Japan is continuing with its incentive program for overseas projects, which has supported the likes of The Smashing Machine, and is enhancing the offer for 2026.
The Visual Industry Promotion Organization (VIPO) and the Japan Film Commission have announced the Ministry of Economy, Trade and Industry (METI) will update the scheme, including the introduction of multi-year subsidies.
Productions will be given greater flexibility to report expenses, loosening the previously rigid timeline system. Under the previous system, a one-year production could only claim on expenses incurred during the Japanese fiscal year. The new one allows the costs to span up to two years.
METI noted that previously, a one-year project in the current fiscal year had to from March 27, 2025, to January 31, 2026 to qualify.
The new-look incentive is planned to launch in late spring 2026, per the Japanese Film Commission. Guidance around applications will follow at a later date.

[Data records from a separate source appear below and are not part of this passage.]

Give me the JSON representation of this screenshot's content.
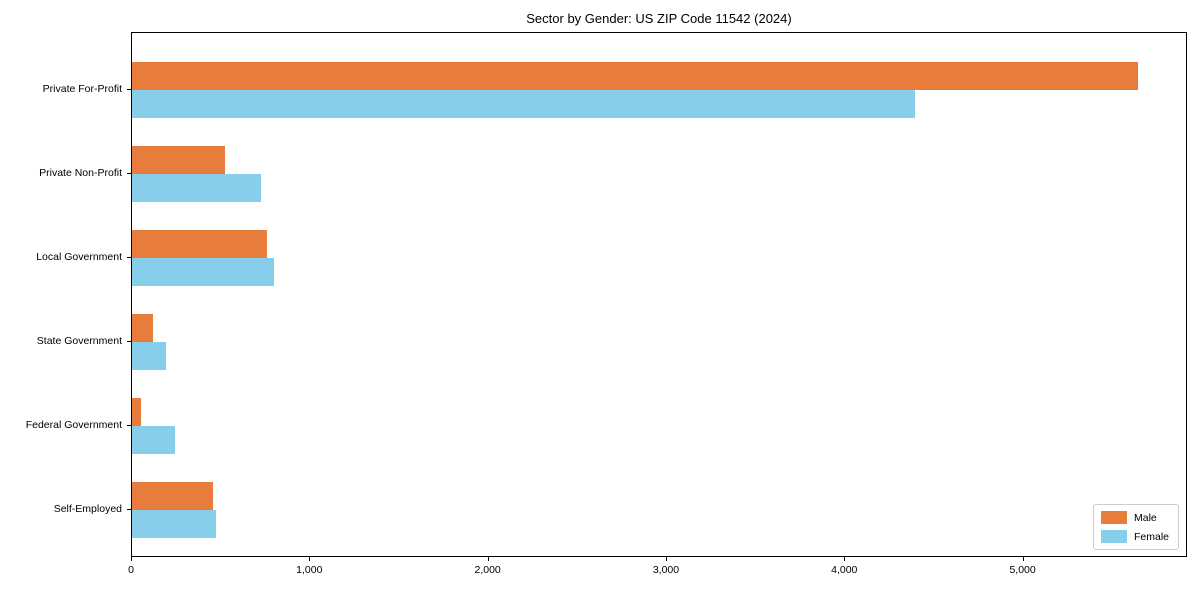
{
  "chart_data": {
    "type": "bar",
    "orientation": "horizontal",
    "title": "Sector by Gender: US ZIP Code 11542 (2024)",
    "categories": [
      "Private For-Profit",
      "Private Non-Profit",
      "Local Government",
      "State Government",
      "Federal Government",
      "Self-Employed"
    ],
    "series": [
      {
        "name": "Male",
        "color": "#E87C3C",
        "values": [
          5640,
          522,
          758,
          118,
          50,
          455
        ]
      },
      {
        "name": "Female",
        "color": "#87CEEB",
        "values": [
          4392,
          724,
          797,
          191,
          241,
          471
        ]
      }
    ],
    "xlim": [
      0,
      5922
    ],
    "xticks": [
      0,
      1000,
      2000,
      3000,
      4000,
      5000
    ],
    "xtick_labels": [
      "0",
      "1,000",
      "2,000",
      "3,000",
      "4,000",
      "5,000"
    ],
    "xlabel": "",
    "ylabel": "",
    "grid": false,
    "legend_position": "lower right",
    "frame_color": "#000000",
    "background_color": "#ffffff"
  }
}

Since its launch in 2023, the program has supported 18 projects – notably aiding Dwayne Johnson’s turn as UFC Mark Kerr in The Smashing Machine. Filming on the pic, which landed director Benny Safdie the Silver Lion at the Venice Film Festival, took place in Japan.
Others supported include the Brendan Fraser-starring U.S.-Japan co-pro Rental Family, which is about an American actor in Japan who joins a ‘rental family agency,’ and Season 2 of Apple TV’s French-Japanese thriller series Drops of God, which is set in the world of fine wines and stars Fleur Geffrier and Tomohisa Yamashita as rivals competing to inherit a vast wine collection.
METI operates the program, with VIPO its operator and the Japan Film Commission the coordinator.